You might have heard of rolling skin disease, also known as feline hyperesthesia. This is a rare disease that makes your cat feel attacked.
What is feline hyperesthesia?
Does your cat spend more time than normal cleaning itself? That means something bad is happening. This will be most likely feline hyperesthesia, a disorder that affects the neuromuscular system and that highly increases skin sensitivity. If your pet suffers from this disease, its back skin ripples from the shoulders to the tail; the back, the tail and the pelvis being the most affected areas. Unfortunately, this is an illness that cannot be treated - however, if your cat suffers from hyperesthesia, it will have some brief attacks and once this has been recovered from, its life will get back to normal.
The symptoms of hyperesthesia
Feline hyperesthesia symptoms are varied, and that’s why you need to make sure you don’t mix it up with other sicknesses.
- Behavior change, as well as anxiety, stress and nervousness
- Strong tail shake
- Aggressive behavior
- Compulsive tail lick, tail bite
- Back skin ripple
- Muscle spasm, convulsion, tic and tail itch
- Running about
- Coat loss
- Pupil dilation
- Extreme sensitivity to touch
- Hallucination (chase things that cannot be seen)

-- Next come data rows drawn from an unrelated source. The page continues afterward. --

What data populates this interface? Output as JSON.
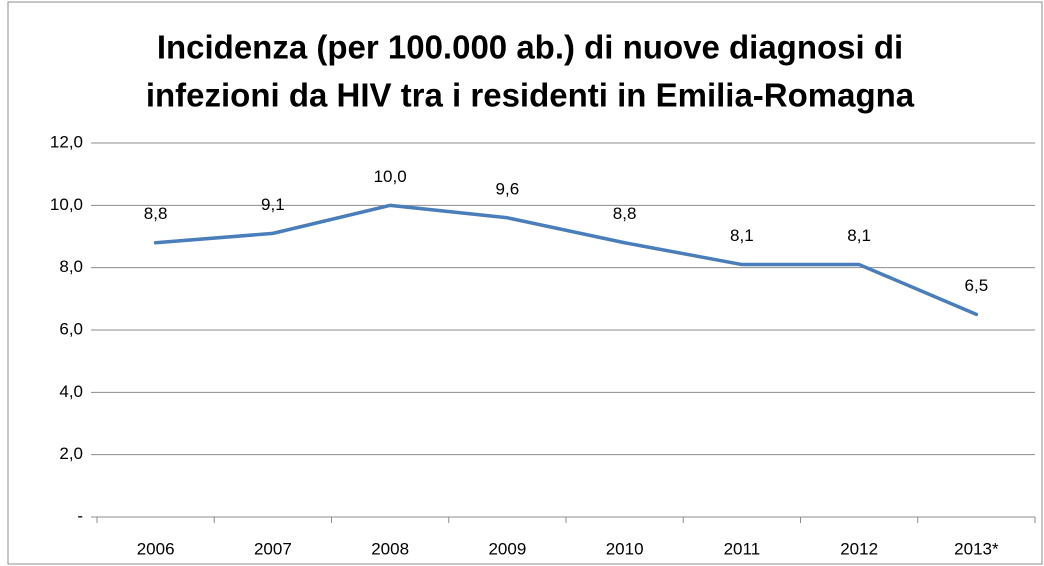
{
  "chart_data": {
    "type": "line",
    "title": [
      "Incidenza (per 100.000 ab.) di nuove diagnosi di",
      "infezioni da HIV tra i residenti in Emilia-Romagna"
    ],
    "categories": [
      "2006",
      "2007",
      "2008",
      "2009",
      "2010",
      "2011",
      "2012",
      "2013*"
    ],
    "values": [
      8.8,
      9.1,
      10.0,
      9.6,
      8.8,
      8.1,
      8.1,
      6.5
    ],
    "value_labels": [
      "8,8",
      "9,1",
      "10,0",
      "9,6",
      "8,8",
      "8,1",
      "8,1",
      "6,5"
    ],
    "color": "#4a7ebb",
    "ylim": [
      0,
      12
    ],
    "yticks": [
      {
        "value": 0,
        "label": "-"
      },
      {
        "value": 2,
        "label": "2,0"
      },
      {
        "value": 4,
        "label": "4,0"
      },
      {
        "value": 6,
        "label": "6,0"
      },
      {
        "value": 8,
        "label": "8,0"
      },
      {
        "value": 10,
        "label": "10,0"
      },
      {
        "value": 12,
        "label": "12,0"
      }
    ],
    "grid": true
  }
}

Your cat might cause an injury on the skin, or even engage in self-mutilation while trying to scratch itself.
The causes of hyperesthesia
A possible cause could be convulsions if your pet suffers from epilepsy. Some cats even have convulsions at the same time or after a hyperesthesia seizure. Hyperesthesia might be caused by an issue in the electrical activity of the brain area that controls cleanliness, predatory behavior and emotions. Another considered cause could be an obsessive-compulsive disorder. Stress could trigger these seizures. But in fact, the actual reason remains unknown. In the case your cat has allergic dermatitis, it could violently lick and scratch itself; and if it has dry skin, this stinging could make hyperesthesia worse. It is believed more nervous and hyperactive cats are more likely to suffer from this disease. In any case, we recommend that you to visit the vet if you see that your cat has any of the symptoms mentioned above.